Setting up the plots


In [13]:
import platform
import multiprocessing
from cython import __version__ as cython__version__
from llvm import __version__ as llvm__version__
from numba import __version__ as numba__version__
from parakeet import __version__ as parakeet__version__

def print_sysinfo():
    
    print '\nPython version  :', platform.python_version()
    print 'compiler        :', platform.python_compiler()
    print 'Cython version  :', cython__version__
    print 'NumPy version   :', np.__version__
    print 'Numba version   :', numba__version__
    print 'llvm version    :', llvm__version__
    print 'parakeet version:', parakeet__version__
    
    print '\nsystem     :', platform.system()
    print 'release    :', platform.release()
    print 'machine    :', platform.machine()
    print 'processor  :', platform.processor()
    print 'CPU count  :', multiprocessing.cpu_count()
    print 'interpreter:', platform.architecture()[0]
    print '\n\n'

In [14]:
%matplotlib inline

In [15]:
import matplotlib.pyplot as plt

def plot(timings, title, ranked_labels, labels, orders_n):
    plt.rcParams.update({'font.size': 12})

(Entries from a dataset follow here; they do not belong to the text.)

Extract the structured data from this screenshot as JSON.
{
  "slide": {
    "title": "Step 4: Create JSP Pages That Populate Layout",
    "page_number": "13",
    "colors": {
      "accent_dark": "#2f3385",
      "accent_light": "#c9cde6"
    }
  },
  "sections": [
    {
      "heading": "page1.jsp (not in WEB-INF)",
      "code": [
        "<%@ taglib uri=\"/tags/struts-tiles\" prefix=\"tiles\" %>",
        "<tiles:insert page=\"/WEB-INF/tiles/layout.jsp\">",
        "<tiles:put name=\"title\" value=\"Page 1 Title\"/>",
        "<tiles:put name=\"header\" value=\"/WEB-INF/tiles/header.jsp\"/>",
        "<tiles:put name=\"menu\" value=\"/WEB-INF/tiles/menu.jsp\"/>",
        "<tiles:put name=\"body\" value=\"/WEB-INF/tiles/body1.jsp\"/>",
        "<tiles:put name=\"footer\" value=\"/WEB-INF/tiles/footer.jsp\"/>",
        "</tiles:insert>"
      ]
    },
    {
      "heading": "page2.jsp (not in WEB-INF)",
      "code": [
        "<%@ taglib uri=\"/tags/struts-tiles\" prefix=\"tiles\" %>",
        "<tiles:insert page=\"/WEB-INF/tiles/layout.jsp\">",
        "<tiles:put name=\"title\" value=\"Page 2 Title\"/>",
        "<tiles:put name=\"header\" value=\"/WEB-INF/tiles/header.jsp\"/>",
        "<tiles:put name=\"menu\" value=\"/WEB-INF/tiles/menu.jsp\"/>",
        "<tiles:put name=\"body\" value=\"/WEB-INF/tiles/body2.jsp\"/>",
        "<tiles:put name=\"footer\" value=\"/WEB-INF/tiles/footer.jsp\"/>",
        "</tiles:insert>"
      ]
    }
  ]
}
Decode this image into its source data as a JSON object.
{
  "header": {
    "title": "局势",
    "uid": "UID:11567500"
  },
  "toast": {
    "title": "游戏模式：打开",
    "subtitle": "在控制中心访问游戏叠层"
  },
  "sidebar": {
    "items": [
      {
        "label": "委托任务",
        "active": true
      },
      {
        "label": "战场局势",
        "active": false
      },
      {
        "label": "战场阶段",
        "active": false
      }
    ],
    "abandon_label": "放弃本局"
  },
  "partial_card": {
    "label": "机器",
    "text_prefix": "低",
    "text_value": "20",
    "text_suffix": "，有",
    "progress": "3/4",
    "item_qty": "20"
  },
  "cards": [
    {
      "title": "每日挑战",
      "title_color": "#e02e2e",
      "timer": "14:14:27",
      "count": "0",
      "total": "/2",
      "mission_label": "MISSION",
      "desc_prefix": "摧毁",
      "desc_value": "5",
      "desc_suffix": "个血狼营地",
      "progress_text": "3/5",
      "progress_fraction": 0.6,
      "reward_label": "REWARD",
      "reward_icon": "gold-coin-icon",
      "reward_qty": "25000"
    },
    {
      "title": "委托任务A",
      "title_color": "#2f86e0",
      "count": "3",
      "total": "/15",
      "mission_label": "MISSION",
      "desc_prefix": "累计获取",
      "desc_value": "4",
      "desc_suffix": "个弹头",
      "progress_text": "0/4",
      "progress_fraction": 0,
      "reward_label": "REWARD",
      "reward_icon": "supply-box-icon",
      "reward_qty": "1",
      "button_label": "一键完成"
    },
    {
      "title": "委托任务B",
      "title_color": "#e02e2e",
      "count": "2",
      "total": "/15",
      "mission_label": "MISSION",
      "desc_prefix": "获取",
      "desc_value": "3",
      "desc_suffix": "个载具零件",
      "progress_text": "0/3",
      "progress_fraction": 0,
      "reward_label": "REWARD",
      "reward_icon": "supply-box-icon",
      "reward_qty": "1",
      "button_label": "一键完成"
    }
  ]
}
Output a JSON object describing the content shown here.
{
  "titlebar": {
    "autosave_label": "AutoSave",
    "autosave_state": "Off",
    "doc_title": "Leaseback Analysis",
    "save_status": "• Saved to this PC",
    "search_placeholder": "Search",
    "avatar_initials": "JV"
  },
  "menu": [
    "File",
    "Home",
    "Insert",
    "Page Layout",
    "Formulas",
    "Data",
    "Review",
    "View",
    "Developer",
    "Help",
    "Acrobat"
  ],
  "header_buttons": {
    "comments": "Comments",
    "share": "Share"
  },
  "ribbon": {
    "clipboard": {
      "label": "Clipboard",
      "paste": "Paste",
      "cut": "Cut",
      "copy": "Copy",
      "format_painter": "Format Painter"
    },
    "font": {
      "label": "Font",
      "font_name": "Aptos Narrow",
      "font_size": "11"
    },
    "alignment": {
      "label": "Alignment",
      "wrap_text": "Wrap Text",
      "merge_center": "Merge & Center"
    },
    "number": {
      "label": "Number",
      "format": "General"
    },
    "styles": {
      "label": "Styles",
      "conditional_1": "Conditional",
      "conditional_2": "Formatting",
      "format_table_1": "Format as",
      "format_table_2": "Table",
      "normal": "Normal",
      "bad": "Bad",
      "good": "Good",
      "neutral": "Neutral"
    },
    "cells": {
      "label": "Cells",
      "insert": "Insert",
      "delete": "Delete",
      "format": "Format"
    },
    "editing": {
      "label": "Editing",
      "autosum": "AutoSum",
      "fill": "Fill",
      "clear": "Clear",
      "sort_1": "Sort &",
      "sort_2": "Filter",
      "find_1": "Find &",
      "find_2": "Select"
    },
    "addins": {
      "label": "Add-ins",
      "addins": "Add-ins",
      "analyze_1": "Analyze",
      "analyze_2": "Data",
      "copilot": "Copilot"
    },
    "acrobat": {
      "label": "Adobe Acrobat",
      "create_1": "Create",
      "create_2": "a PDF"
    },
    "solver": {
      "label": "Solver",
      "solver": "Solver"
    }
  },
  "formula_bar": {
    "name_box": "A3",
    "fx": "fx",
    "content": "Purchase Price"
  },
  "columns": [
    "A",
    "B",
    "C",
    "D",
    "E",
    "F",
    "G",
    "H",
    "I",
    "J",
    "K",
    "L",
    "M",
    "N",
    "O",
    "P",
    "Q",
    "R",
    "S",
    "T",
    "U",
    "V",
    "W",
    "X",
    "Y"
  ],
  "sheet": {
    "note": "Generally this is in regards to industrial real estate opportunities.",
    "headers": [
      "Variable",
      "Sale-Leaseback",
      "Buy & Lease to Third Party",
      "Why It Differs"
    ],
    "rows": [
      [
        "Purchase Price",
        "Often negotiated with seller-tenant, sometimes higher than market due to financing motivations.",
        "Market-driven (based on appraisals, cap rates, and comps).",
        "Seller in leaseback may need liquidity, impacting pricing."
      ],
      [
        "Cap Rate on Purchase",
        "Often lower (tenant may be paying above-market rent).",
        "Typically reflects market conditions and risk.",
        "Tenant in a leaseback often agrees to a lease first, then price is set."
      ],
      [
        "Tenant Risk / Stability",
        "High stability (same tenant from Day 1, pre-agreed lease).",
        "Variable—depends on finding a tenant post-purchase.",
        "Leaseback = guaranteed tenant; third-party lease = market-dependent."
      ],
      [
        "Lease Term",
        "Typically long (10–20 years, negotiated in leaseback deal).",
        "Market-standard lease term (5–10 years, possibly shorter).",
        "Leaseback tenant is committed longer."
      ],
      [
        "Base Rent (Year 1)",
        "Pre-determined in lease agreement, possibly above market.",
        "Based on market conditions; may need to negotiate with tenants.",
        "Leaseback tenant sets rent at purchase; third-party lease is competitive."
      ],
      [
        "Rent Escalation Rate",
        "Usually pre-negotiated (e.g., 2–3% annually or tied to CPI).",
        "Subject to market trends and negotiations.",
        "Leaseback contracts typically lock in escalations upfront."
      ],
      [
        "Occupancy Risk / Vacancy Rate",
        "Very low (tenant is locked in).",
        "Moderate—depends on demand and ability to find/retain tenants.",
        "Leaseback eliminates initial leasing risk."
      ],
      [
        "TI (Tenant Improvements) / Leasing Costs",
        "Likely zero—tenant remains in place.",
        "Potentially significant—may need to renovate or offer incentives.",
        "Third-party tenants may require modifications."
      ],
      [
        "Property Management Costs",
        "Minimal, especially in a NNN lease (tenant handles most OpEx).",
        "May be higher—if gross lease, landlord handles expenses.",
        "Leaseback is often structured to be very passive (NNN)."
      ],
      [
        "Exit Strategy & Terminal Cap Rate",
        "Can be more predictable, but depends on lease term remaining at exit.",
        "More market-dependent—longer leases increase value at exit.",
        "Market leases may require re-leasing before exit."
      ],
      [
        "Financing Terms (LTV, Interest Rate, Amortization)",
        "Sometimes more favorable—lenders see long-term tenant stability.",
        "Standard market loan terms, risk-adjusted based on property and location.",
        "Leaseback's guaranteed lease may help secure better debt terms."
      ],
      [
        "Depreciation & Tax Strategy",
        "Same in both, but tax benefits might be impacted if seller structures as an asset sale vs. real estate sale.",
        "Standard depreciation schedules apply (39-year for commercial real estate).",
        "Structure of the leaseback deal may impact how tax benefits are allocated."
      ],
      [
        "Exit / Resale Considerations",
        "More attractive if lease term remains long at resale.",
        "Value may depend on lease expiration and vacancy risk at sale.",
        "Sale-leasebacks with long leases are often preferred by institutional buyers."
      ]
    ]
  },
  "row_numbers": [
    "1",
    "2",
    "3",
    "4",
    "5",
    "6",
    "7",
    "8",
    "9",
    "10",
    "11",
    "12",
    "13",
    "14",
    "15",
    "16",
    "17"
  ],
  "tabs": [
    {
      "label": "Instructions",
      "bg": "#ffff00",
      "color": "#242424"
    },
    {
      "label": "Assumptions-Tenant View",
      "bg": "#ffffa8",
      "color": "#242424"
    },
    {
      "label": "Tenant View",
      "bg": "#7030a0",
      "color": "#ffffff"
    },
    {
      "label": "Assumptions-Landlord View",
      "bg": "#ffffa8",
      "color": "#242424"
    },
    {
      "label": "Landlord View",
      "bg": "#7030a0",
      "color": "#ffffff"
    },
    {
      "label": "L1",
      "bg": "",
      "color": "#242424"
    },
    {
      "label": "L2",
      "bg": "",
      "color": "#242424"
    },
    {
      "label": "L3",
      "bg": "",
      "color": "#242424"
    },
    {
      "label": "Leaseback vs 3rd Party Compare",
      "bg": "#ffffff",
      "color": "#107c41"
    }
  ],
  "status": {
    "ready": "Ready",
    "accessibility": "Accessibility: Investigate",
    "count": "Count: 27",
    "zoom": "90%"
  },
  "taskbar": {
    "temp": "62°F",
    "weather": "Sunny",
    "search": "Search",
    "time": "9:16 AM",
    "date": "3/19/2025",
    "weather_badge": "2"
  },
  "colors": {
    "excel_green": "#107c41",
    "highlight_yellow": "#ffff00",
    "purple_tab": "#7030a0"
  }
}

    fig = plt.figure(figsize=(11,10))
    for lb in ranked_labels:
        plt.plot(orders_n, timings[lb], alpha=0.5, label=labels[lb], 
                 marker='o', lw=3)
    plt.xlabel('sample size n (items in the list)')
    plt.ylabel('time per computation in milliseconds')
    plt.xlim([min(orders_n) / 10, max(orders_n)* 10])
    plt.legend(loc=2)
    plt.grid()
    plt.xscale('log')
    plt.yscale('log')
    plt.title(title)
    plt.show()

In [16]:
import prettytable

def summary_table(ranked_labels):
    fit_table = prettytable.PrettyTable(['n=%s' %orders_n[-1], 
                                         'bubblesort function' ,
                                         'time in millisec.',
                                         'rel. performance gain'])
    fit_table.align['bubblesort function'] = 'l'
    for entry in ranked_labels:
        fit_table.add_row(['', labels[entry[1]], round(entry[0]*100, 3), 
                           round(ranked_labels[0][0]/entry[0], 2)])
        # times 100 for converting from seconds to milliseconds: (time*1000 / 10-loops)
    print(fit_table)



Results


In [17]:
title = 'Performance of Bubblesort in Python, Cython, parakeet, and Numba'

labels = {'python_bubblesort':'(C)Python Bubblesort - Python lists', 
          'python_bubblesort_ary':'(C)Python Bubblesort - NumPy arrays',  
          'cython_bubblesort': 'Cython Bubblesort - NumPy arrays',
          'numba_bubblesort': 'Numba Bubblesort - NumPy arrays',
          'parakeet_bubblesort': 'parakeet Bubblesort - NumPy arrays'
          }

ranked_by_time = sorted([(time[1][-1],time[0]) for time in timings.items()], reverse=True)

print_sysinfo()
plot(timings, title, [l for t,l in ranked_by_time], labels, orders_n)
summary_table(ranked_by_time)


Python version  : 2.7.6
compiler        : GCC 4.0.1 (Apple Inc. build 5493)
Cython version  : 0.20.1
NumPy version   : 1.8.0
Numba version   : 0.12.1
llvm version    : 0.12.3
parakeet version: 0.23.2

system     : Darwin
release    : 13.2.0
machine    : x86_64
processor  : i386
CPU count  : 4
interpreter: 64bit



+----------+-------------------------------------+-------------------+-----------------------+
| n=100000 | bubblesort function                 | time in millisec. | rel. performance gain |
+----------+-------------------------------------+-------------------+-----------------------+
|          | (C)Python Bubblesort - NumPy arrays |       42.019      |          1.0          |
|          | (C)Python Bubblesort - Python lists |       13.26       |          3.17         |
|          | Numba Bubblesort - NumPy arrays     |       0.307       |         136.69        |
|          | parakeet Bubblesort - NumPy arrays  |       0.277       |         151.63        |
|          | Cython Bubblesort - NumPy arrays    |       0.141       |         297.2         |
+----------+-------------------------------------+-------------------+-----------------------+

Note that the relative results also depend on what version of Python, Cython, Numba, parakeet, and NumPy you are using. Also, the compiler choice for installing NumPy can account for differences in the results.